I will never forget a case I presided over while I was still a bankruptcy judge in the District of Arizona, the case of a woman I will call Myrna. Myrna had taken out student loans in the early 1970s and then decided to work in public health as a child psychologist in San Diego County, California. Myrna bought a house and helped troubled children, and she made sporadic repayments on her loans over the years.
Years later, Myrna retired, sold her house, and she and her husband moved to Arizona. Her husband did odd jobs and they collected social security. Then the student loan collector came knocking on the door. In 2010, he demanded immediate payment. Myrna filed for bankruptcy in response. Myrna had little record of her payments over the years and, tellingly, the tax collector had difficulty calculating the total amount owed. By the time Myrna appeared in my courtroom for her trial, she was seventy-three years old and owed $584,854.99.
The creditor presented no evidence, but Myrna bore the burden of proof. She had little documentation to back up her student loans or salary repayments over the years because she had taken out the loans so long ago.
I saw incredible inequalities in this case. Myrna did not meet all the legal criteria to have her student loans cancelled. However, if she had filed for bankruptcy before 1998, the law in force at the time would have canceled her loans after seven years. If she had filed for bankruptcy before 1976, she would have had her loans forgiven like any other consumer debt. But Myrna was not thinking about bankruptcy at the time.
Myrna had also worked in the public health sector, which under later law would have had her loans canceled after 10 years of service. So, using those factors, I decided that she only had to pay for three years, depending on her income level, and the student loan debt would be forgiven. The parties subsequently stipulated a form of judgment consistent with my decision.
How did we get to such a place? Under the old bankruptcy law, student loans were treated like any other consumer debt. They were systematically forgiven. But in 1976, an amendment to the Higher Education Act which also amended the bankruptcy law changed the situation. It required that student loans not be canceled unless a period of five years after the loan was entered into had elapsed or the borrower could demonstrate that they would be under “undue hardship” if the loan was reimbursed. It was up to the courts to determine what constitutes undue hardship. The Bankruptcy Reform Act of 1978, the “Bankruptcy Code”, incorporated the changes.

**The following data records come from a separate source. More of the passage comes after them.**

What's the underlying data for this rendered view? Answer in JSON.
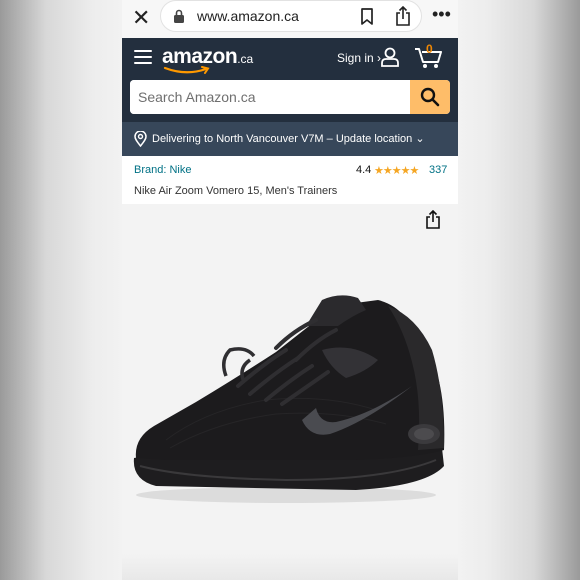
{
  "browser": {
    "url": "www.amazon.ca"
  },
  "header": {
    "logo_text": "amazon",
    "logo_tld": ".ca",
    "signin_label": "Sign in ›",
    "cart_count": "0"
  },
  "search": {
    "placeholder": "Search Amazon.ca"
  },
  "delivery": {
    "text": "Delivering to North Vancouver V7M – Update location ⌄"
  },
  "product": {
    "brand": "Brand: Nike",
    "rating": "4.4",
    "stars": "★★★★★",
    "rating_count": "337",
    "title": "Nike Air Zoom Vomero 15, Men's Trainers"
  },
  "colors": {
    "header_bg": "#232f3e",
    "delivery_bg": "#37475a",
    "search_button": "#febd69",
    "link": "#007185",
    "star": "#f5a623"
  },
  "icons": [
    "close-icon",
    "lock-icon",
    "bookmark-icon",
    "share-icon",
    "more-icon",
    "menu-icon",
    "user-icon",
    "cart-icon",
    "search-icon",
    "location-pin-icon"
  ]
}
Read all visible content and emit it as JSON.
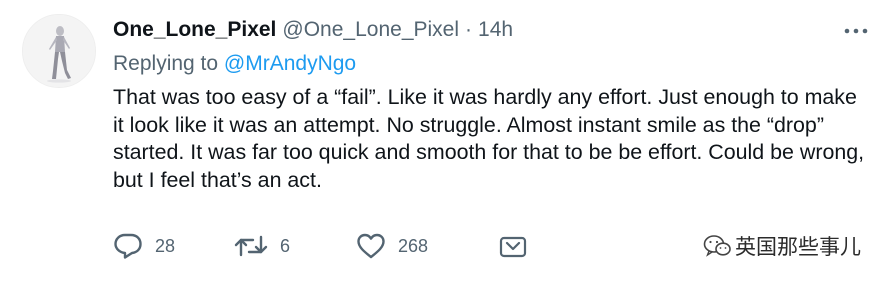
{
  "tweet": {
    "display_name": "One_Lone_Pixel",
    "handle": "@One_Lone_Pixel",
    "separator": "·",
    "time": "14h",
    "replying_prefix": "Replying to",
    "replying_to": "@MrAndyNgo",
    "text": "That was too easy of a “fail”. Like it was hardly any effort. Just enough to make it look like it was an attempt. No struggle. Almost instant smile as the “drop” started. It was far too quick and smooth for that to be be effort. Could be wrong, but I feel that’s an act.",
    "avatar_icon": "figure-avatar-icon"
  },
  "actions": {
    "reply_count": "28",
    "retweet_count": "6",
    "like_count": "268",
    "reply_icon": "reply-icon",
    "retweet_icon": "retweet-icon",
    "like_icon": "heart-icon",
    "share_icon": "share-icon",
    "more_icon": "more-options-icon"
  },
  "watermark": {
    "text": "英国那些事儿",
    "icon": "wechat-icon"
  },
  "colors": {
    "text": "#0f1419",
    "secondary": "#536471",
    "mention": "#1d9bf0",
    "background": "#ffffff"
  }
}
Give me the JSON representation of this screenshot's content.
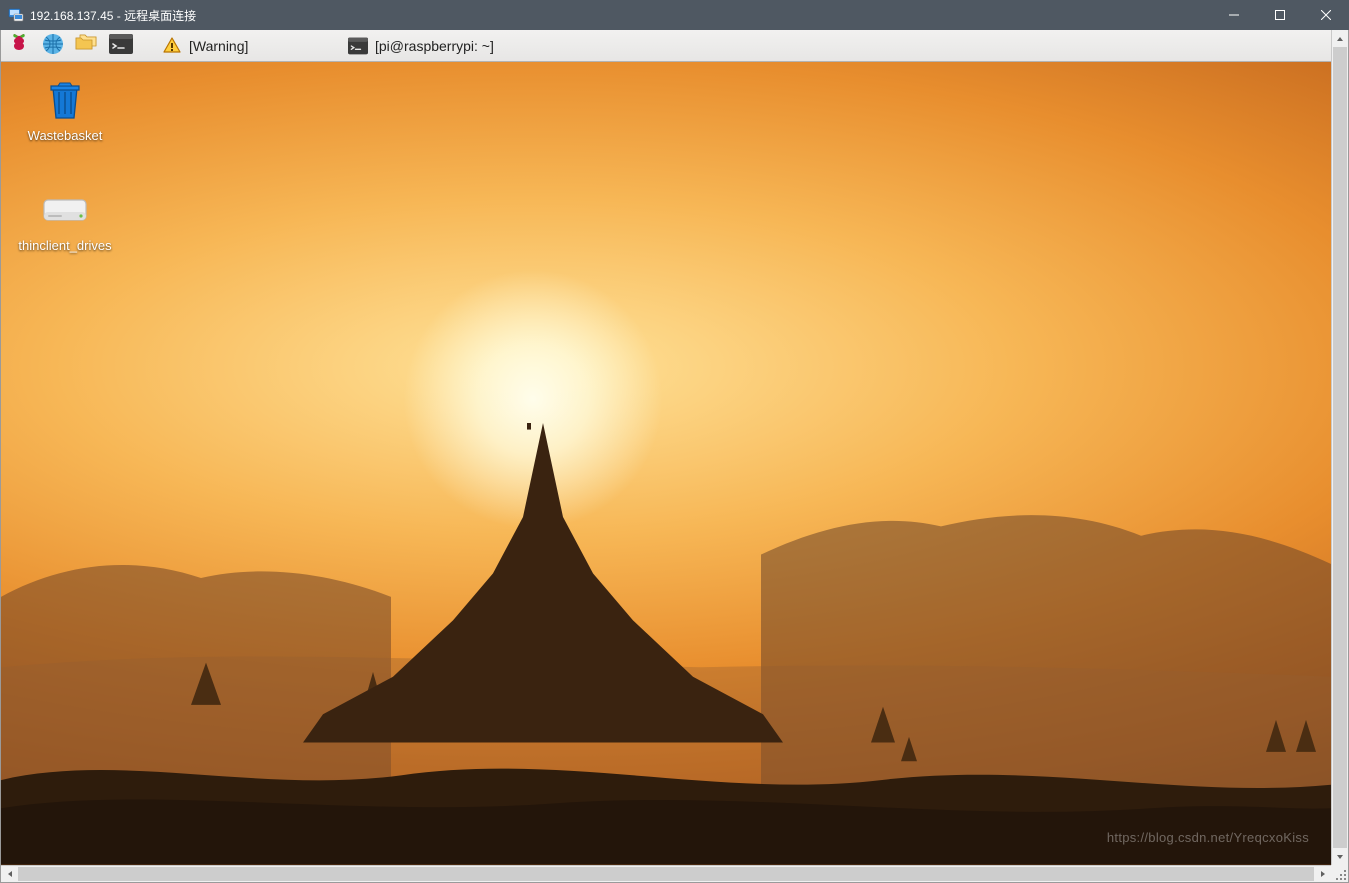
{
  "window": {
    "title": "192.168.137.45 - 远程桌面连接"
  },
  "panel": {
    "tasks": [
      {
        "label": "[Warning]",
        "icon": "warning-icon",
        "active": false
      },
      {
        "label": "[pi@raspberrypi: ~]",
        "icon": "terminal-icon",
        "active": true
      }
    ]
  },
  "desktop": {
    "icons": [
      {
        "label": "Wastebasket",
        "icon": "trash-icon"
      },
      {
        "label": "thinclient_drives",
        "icon": "drive-icon"
      }
    ]
  },
  "watermark": "https://blog.csdn.net/YreqcxoKiss"
}
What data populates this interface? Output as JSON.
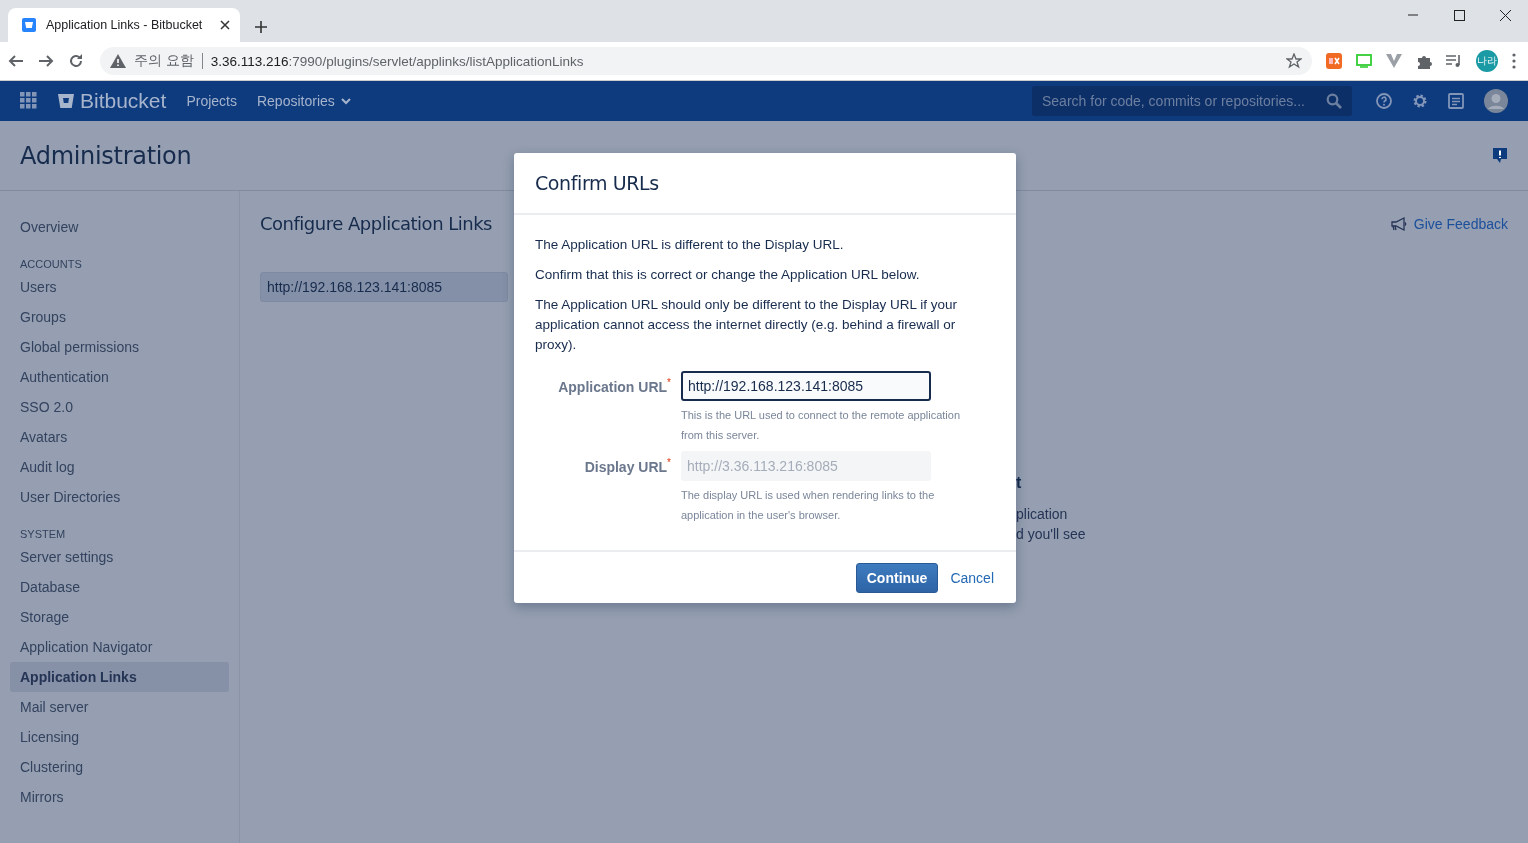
{
  "browser": {
    "tab_title": "Application Links - Bitbucket",
    "security_label": "주의 요함",
    "url_host": "3.36.113.216",
    "url_path": ":7990/plugins/servlet/applinks/listApplicationLinks",
    "profile_initials": "나라"
  },
  "nav": {
    "product": "Bitbucket",
    "links": [
      {
        "label": "Projects",
        "dropdown": false
      },
      {
        "label": "Repositories",
        "dropdown": true
      }
    ],
    "search": {
      "placeholder": "Search for code, commits or repositories..."
    }
  },
  "page": {
    "title": "Administration",
    "sidebar": {
      "items": [
        {
          "kind": "link",
          "label": "Overview",
          "selected": false
        },
        {
          "kind": "heading",
          "label": "ACCOUNTS"
        },
        {
          "kind": "link",
          "label": "Users",
          "selected": false
        },
        {
          "kind": "link",
          "label": "Groups",
          "selected": false
        },
        {
          "kind": "link",
          "label": "Global permissions",
          "selected": false
        },
        {
          "kind": "link",
          "label": "Authentication",
          "selected": false
        },
        {
          "kind": "link",
          "label": "SSO 2.0",
          "selected": false
        },
        {
          "kind": "link",
          "label": "Avatars",
          "selected": false
        },
        {
          "kind": "link",
          "label": "Audit log",
          "selected": false
        },
        {
          "kind": "link",
          "label": "User Directories",
          "selected": false
        },
        {
          "kind": "heading",
          "label": "SYSTEM"
        },
        {
          "kind": "link",
          "label": "Server settings",
          "selected": false
        },
        {
          "kind": "link",
          "label": "Database",
          "selected": false
        },
        {
          "kind": "link",
          "label": "Storage",
          "selected": false
        },
        {
          "kind": "link",
          "label": "Application Navigator",
          "selected": false
        },
        {
          "kind": "link",
          "label": "Application Links",
          "selected": true
        },
        {
          "kind": "link",
          "label": "Mail server",
          "selected": false
        },
        {
          "kind": "link",
          "label": "Licensing",
          "selected": false
        },
        {
          "kind": "link",
          "label": "Clustering",
          "selected": false
        },
        {
          "kind": "link",
          "label": "Mirrors",
          "selected": false
        }
      ]
    },
    "content": {
      "title": "Configure Application Links",
      "url_value": "http://192.168.123.141:8085",
      "feedback_link": "Give Feedback",
      "covered_heading": "t",
      "covered_lines": [
        "plication",
        "d you'll see"
      ]
    }
  },
  "dialog": {
    "title": "Confirm URLs",
    "paragraphs": [
      "The Application URL is different to the Display URL.",
      "Confirm that this is correct or change the Application URL below.",
      "The Application URL should only be different to the Display URL if your application cannot access the internet directly (e.g. behind a firewall or proxy)."
    ],
    "fields": [
      {
        "label": "Application URL",
        "required_mark": "*",
        "value": "http://192.168.123.141:8085",
        "disabled": false,
        "focused": true,
        "help": "This is the URL used to connect to the remote application from this server."
      },
      {
        "label": "Display URL",
        "required_mark": "*",
        "value": "http://3.36.113.216:8085",
        "disabled": true,
        "focused": false,
        "help": "The display URL is used when rendering links to the application in the user's browser."
      }
    ],
    "buttons": [
      {
        "kind": "primary",
        "label": "Continue"
      },
      {
        "kind": "link",
        "label": "Cancel"
      }
    ]
  }
}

In 1990, the Crime Control Bill increased the waiting period from five to seven years and added other types of loans that were difficult to forgive under the Bankruptcy Code. Finally, on October 7, 1998, President Clinton signed the Higher Education Act Amendments, which completely eliminated the waiting period. Then, only undue hardship could “free” a borrower from student loan debt in the event of bankruptcy.
Today, it is extremely difficult for student borrowers to obtain bankruptcy relief. Under current bankruptcy law, borrowers must meet the test set out in a 1985 case called “In re Brunner”, which introduced three “undue hardship” tests that borrowers must meet before their debt is discharged. canceled: the borrower lives at the poverty line, will continue to do so for the foreseeable future, and has made good faith efforts to repay the student loan debt.
If a debtor does not meet one of the criteria, the debt cannot be discharged. “In re Brunner” is followed, with some modifications, in almost every circuit court of appeals in the United States.
This standard is unfair and wrong. It is time to reverse the damage caused by these laws.
Too many Americans are hampered in their ability to advance economically by student loans. Plus, there’s a racial justice element to it. Research has shown that black and Hispanic students are disproportionately affected by the student debt crisis. They are more likely to attend for-profit colleges that do not lead to high-paying careers, and they borrow more money to attend. Black college graduates owe an average of $25,000 more in student loans than white graduates.
We have a crisis. At the end of the first quarter of 2022, Americans owed $1.59 trillion in student loan debt according to the Federal Reserve Bank of New York, an increase of $14 billion from the fourth quarter of 2021. May 31, 2022 , the Department of Education announced it would automatically wipe out $5.8 billion owed by 560,000 borrowers who attended for-profit Corinthian Colleges due to the chains’ “misbehaviour”.
President Biden is considering granting relief to borrowers by executive order. But it’s a short-term fix that won’t help future borrowers. Means testing has been proposed as an alternative to loan forgiveness, but in bankruptcy, means testing is cumbersome, complex and inefficient. Why should the means test work for student aid loans or grants?
It is time to change the bankruptcy law as it was in the past. The relief given to Wall Street should be extended to Main Street and beyond.
That bankruptcy laws be revised to cancel student loans. This is how you get out of this mess.
Sarah Sharer Curley served as a judge of the United States Bankruptcy Court for the District of Arizona from 1986 to 2014 and Chief Justice of the Court from 2001 to 2005. She was the first woman in the history of the Arizona to be a judge, then Chief Justice of the Arizona Federal Bankruptcy Court.
The opinions expressed in this article are those of the author.